Eskişehir'de eczacılar ile aktarlar karşı karşıya geldi

Bitkisel ürünlerin sadece eczanelerde satılması ihtimali ile ilgili aktarların tepki göstermesini eleştiren Eskişehir Eczacı Odası Başkanı Mustafa Çelik “Aktarların bu konuda gösterdiği tepki, halk sağlığına değil, kendi ticari çıkarlarına odaklı" dedi.

9.⁠ ⁠Bölge Eskişehir Eczacı Odası Başkanı Mustafa Çelik aktarların bitkisel ürünlerin sadece eczanelerde satılması ihtimali ile ilgili “herkes bildiği işi yapsın” şeklinde yorum yapılamasına tepki gösterdi. Son günlerde bazı yerel basın organlarında, bitkisel ürünlerin sadece eczanelerde satılması ihtimalinin aktar esnafını rahatsız ettiği yönünde haberlere yer verildiğini ifade eden Çelik, bitkisel ürünlerin halk sağlığını doğrudan ilgilendiren ve farmakolojik etkileri bulunan ürünler olduğunu dile getirdi.
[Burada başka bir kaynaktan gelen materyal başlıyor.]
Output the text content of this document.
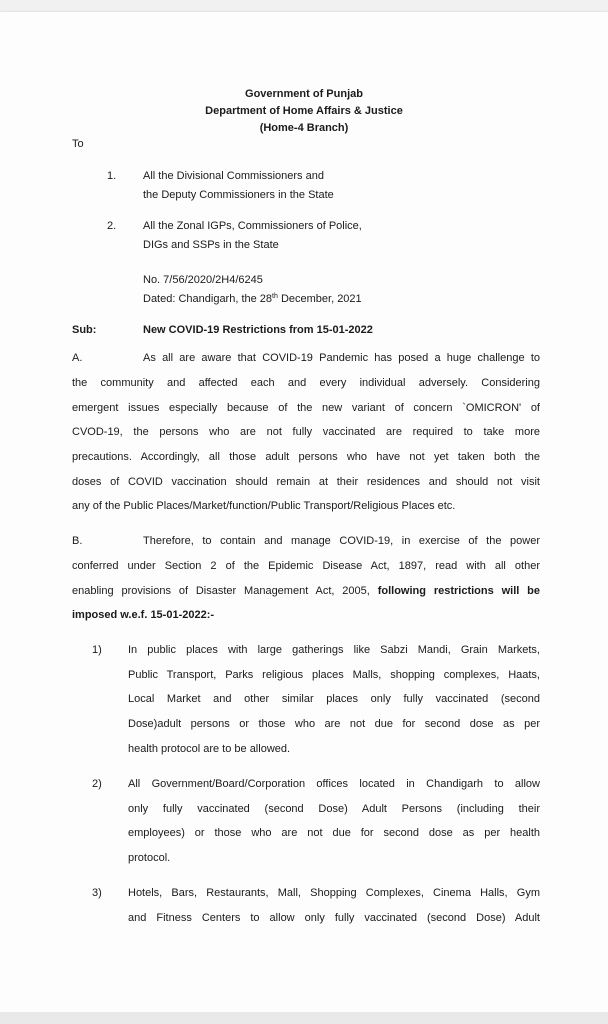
Government of Punjab
Department of Home Affairs & Justice
(Home-4 Branch)
To
1. All the Divisional Commissioners and
the Deputy Commissioners in the State
2. All the Zonal IGPs, Commissioners of Police,
DIGs and SSPs in the State
No. 7/56/2020/2H4/6245
Dated: Chandigarh, the 28th December, 2021
Sub:	New COVID-19 Restrictions from 15-01-2022
A.	As all are aware that COVID-19 Pandemic has posed a huge challenge to
the community and affected each and every individual adversely. Considering
emergent issues especially because of the new variant of concern `OMICRON' of
CVOD-19, the persons who are not fully vaccinated are required to take more
precautions. Accordingly, all those adult persons who have not yet taken both the
doses of COVID vaccination should remain at their residences and should not visit
any of the Public Places/Market/function/Public Transport/Religious Places etc.
B.	Therefore, to contain and manage COVID-19, in exercise of the power
conferred under Section 2 of the Epidemic Disease Act, 1897, read with all other
enabling provisions of Disaster Management Act, 2005, following restrictions will be
imposed w.e.f. 15-01-2022:-
1) In public places with large gatherings like Sabzi Mandi, Grain Markets,
Public Transport, Parks religious places Malls, shopping complexes, Haats,
Local Market and other similar places only fully vaccinated (second
Dose)adult persons or those who are not due for second dose as per
health protocol are to be allowed.
2) All Government/Board/Corporation offices located in Chandigarh to allow
only fully vaccinated (second Dose) Adult Persons (including their
employees) or those who are not due for second dose as per health
protocol.
3) Hotels, Bars, Restaurants, Mall, Shopping Complexes, Cinema Halls, Gym
and Fitness Centers to allow only fully vaccinated (second Dose) Adult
“Herkes bildiği işi yapsın” diyerek hedef gösteriyorlar

Çelik, “Bu nedenle, bu ürünlerin satışının ve danışmanlığının yalnızca bu alanda lisans düzeyinde bilimsel eğitim almış ve yasal yetkiye sahip olan eczacılar tarafından yapılması gerektiğini özellikle vurguluyoruz. Aktar esnafının, tıbbi etkileri olan bitkisel ürünlerle ilgili herhangi bir akademik eğitime sahip olmaksızın, halk sağlığını ilgilendiren konularda söz sahibi gibi davranması kabul edilemez. Üstelik “herkes bildiği işi yapsın” diyerek eczacıları hedef göstermeye çalışmaları, hem hadsiz hem de sorumsuz bir söylemdir. Eczacılar; farmakognozi, toksikoloji, farmasötik botanik ve bitkisel ilaç etkileşimleri konularında üniversite düzeyinde eğitim alan, bu alanın tek yetkili sağlık profesyonelleridir. Aktarların bu konudaki bilgi eksikliği, yanlış yönlendirmeleri ve denetimsiz satışları ciddi sağlık sorunlarına yol açmaktadır. Bu durum, toplum sağlığını riske atan bir tabloya dönüşmektedir. Unutulmamalıdır ki, “doğal” ya da “bitkisel” etiketi, bir ürünün masum ya da zararsız olduğu anlamına gelmez. Bilinçsizce kullanılan bitkisel ürünler, karaciğer ve böbrek yetmezliğinden ilaç etkileşimlerine kadar pek çok hayati soruna neden olabilmektedir. Eczaneler, Sağlık Bakanlığı tarafından ruhsatlandırılmış ve düzenli olarak denetlenen, halkın güvenle sağlık danışmanlığı aldığı birinci basamak sağlık kuruluşlarıdır” sözlerini kaydetti.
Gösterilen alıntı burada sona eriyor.